An Uneven Recovery For Education
In addition to health consequences, researchers have long noted that poverty can affect a child’s education. While kids fell behind academically across the board during the pandemic, measurements of recovery in the aftermath illuminate the impact of economic disparities.
The highest-income school districts were almost four times more likely to have recovered their pre-pandemic math and reading test scores by spring 2024 than the lowest-income districts, with some exceptions, according to a report published in February by Stanford University and Harvard University researchers.
Poverty also has an impact on children’s attendance, data shows, with extreme levels of chronic absence in schools serving lower-income students — a trend that only deepened in recent years. Children between the ages of five and 17 from lower-income families were more likely to chronically miss school because of health reasons, a 2024 report by the National Center for Health Statistics found.
Lasting Consequences
The toll of poverty can endure for years.

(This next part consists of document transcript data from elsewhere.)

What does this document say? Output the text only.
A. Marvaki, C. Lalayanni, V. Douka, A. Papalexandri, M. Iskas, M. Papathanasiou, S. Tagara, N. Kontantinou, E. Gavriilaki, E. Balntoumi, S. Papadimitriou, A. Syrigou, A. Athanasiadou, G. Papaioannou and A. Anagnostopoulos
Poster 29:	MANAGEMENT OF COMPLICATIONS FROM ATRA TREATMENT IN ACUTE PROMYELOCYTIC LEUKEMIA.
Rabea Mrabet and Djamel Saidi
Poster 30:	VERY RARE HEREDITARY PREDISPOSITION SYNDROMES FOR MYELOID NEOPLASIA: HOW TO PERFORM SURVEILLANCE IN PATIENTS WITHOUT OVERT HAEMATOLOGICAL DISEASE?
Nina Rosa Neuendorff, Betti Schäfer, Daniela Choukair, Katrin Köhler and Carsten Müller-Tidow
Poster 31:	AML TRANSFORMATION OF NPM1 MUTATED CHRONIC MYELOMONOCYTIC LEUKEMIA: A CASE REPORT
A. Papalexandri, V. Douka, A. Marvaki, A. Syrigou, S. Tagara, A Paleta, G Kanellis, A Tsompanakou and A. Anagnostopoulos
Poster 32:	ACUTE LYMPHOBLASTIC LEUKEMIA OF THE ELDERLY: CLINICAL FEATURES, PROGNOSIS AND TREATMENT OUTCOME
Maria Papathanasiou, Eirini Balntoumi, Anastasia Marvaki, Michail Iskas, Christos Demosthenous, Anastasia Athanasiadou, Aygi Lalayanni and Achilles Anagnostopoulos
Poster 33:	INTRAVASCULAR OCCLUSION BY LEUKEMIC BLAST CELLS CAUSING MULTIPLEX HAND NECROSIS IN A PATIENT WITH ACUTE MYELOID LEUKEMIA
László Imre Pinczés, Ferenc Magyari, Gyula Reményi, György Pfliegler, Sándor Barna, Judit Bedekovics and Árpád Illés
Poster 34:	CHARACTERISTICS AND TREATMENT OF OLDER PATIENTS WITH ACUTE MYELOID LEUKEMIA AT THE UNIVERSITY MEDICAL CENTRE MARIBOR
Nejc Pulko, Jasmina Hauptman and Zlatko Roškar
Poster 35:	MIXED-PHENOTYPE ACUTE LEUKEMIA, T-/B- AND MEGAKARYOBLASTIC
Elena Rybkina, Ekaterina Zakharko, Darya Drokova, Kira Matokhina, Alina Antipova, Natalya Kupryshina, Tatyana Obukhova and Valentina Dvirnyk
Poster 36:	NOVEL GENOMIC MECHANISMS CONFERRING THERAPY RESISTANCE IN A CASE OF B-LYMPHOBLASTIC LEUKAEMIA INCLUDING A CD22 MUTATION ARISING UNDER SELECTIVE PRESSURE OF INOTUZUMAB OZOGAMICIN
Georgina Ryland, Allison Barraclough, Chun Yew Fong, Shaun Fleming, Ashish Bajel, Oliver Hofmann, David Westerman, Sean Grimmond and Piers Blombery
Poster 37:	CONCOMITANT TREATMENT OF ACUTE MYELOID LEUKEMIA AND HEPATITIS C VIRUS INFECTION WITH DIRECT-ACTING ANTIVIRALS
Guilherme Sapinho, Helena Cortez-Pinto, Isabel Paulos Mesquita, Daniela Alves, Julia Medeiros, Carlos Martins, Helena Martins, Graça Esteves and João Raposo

Around one-third of kids in the U.S. who grow up in poverty will be poor as adults, according to researchers who worked on a report about intergenerational poverty. Writing in the nonpartisan Brookings Institution, they added that health and education disparities and other factors are behind this cycle.
Born Poor explores that cyclical nature of poverty, as the kids who experienced financial instability growing up continue to face economic hurdles as young adults. In the film, Kaylie reflects on her childhood and parenthood.
“Of course, I worry about being a mom, because it’s scary,” she says. “Everything you do, you might repeat the cycle. Every hard decision affects the little life you created.”